Sound Bites: Speranza Scappucci
by F. PAUL DRISCOLL
Speranza Scappucci is at Santa Fe Opera this month, leading the company’s new production of La Fille du Régiment. Donizetti’s comedy marks a Santa Fe debut for the Roman-born conductor, who began playing piano at the age of five and studied at the Conservatorio Santa Cecilia in Rome and at the Juilliard School. “I really liked working with other people more than being alone in the practice room doing the solo stuff. So I decided to apply for what was then called the Accompanying Program at Juilliard, and I took my master’s degree in that. While I was at Juilliard, I got more into opera coaching — I had been exposed to opera since I was a kid in Italy, but I’d never really worked with singers until I got to Juilliard. And I loved it. So I went into the path of an opera coach.”
That path took Scappucci to Music Academy of the West, the Juilliard Opera Center, Santa Fe Opera, New York City Opera, the Glyndebourne Festival, the Met, Lyric Opera of Chicago and Wiener Staatsoper. Riccardo Muti, who was impressed by Scappucci’s work as a coach/pianist in Vienna, chose her to collaborate with him on productions in Salzburg, Rome and New York. She played continuo for Muti’s production of Mercadante’s Due Figaro and conducted some rehearsals from the piano. “The idea of being a conductor was developing in my head for a while, I suppose, and then in Salzburg I tried conducting the big rehearsal of Macbeth — the witches’ chorus — and I realized as I was doing it that it was working. They were with me!”
Her career has taken off fast. Since 2012, when she made her debut at Yale Opera with Così Fan Tutte, Scappucci’s engagements have included Pergolesi’s Stabat Mater at Glimmerglass, Don Giovanni at Scottish Opera and Finnish National Opera and La Traviata for the Macerata Opera. Next season brings Norma at Theater St. Gallen and La Bohème at Los Angeles Opera.

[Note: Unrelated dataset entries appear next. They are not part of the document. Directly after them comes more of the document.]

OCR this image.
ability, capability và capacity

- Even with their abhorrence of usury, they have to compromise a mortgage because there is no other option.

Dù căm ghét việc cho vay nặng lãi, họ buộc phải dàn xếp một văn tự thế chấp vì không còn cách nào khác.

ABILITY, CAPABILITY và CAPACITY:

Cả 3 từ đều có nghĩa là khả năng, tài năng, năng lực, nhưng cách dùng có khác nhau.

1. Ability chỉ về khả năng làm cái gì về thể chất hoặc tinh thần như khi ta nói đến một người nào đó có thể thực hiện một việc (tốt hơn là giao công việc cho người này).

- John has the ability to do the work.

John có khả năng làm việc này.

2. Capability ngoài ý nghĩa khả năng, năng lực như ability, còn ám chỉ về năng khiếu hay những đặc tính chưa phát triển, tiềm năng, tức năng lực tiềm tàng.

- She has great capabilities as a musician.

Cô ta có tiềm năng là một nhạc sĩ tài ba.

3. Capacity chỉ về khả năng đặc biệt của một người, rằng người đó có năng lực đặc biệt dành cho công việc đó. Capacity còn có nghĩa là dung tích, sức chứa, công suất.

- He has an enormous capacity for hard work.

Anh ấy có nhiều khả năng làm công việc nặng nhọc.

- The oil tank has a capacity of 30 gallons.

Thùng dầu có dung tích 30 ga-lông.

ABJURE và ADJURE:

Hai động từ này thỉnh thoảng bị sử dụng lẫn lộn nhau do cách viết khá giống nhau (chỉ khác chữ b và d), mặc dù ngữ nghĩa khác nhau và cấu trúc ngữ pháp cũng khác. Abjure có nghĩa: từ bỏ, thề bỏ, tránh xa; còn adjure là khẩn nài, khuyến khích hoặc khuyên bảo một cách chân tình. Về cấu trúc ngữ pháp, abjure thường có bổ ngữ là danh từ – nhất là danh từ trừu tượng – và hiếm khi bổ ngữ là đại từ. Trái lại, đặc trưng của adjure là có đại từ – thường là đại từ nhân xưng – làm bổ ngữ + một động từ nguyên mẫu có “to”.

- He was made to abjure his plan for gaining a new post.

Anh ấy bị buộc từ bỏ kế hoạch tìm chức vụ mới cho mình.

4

Asked if she has experienced difficulties as a woman in a profession dominated by men, Scappucci shrugs and smiles. “When you are in front of an orchestra, I believe it doesn’t really matter if you are a man or a woman — but you had better be a good musician. It takes about three seconds for the people in front of you to discover if you know what you are doing or you don’t. You have to get the job done. And if I stop and worry about what they are going to think about my hair or the fact that I am a woman and not a man, it’s wasted time.”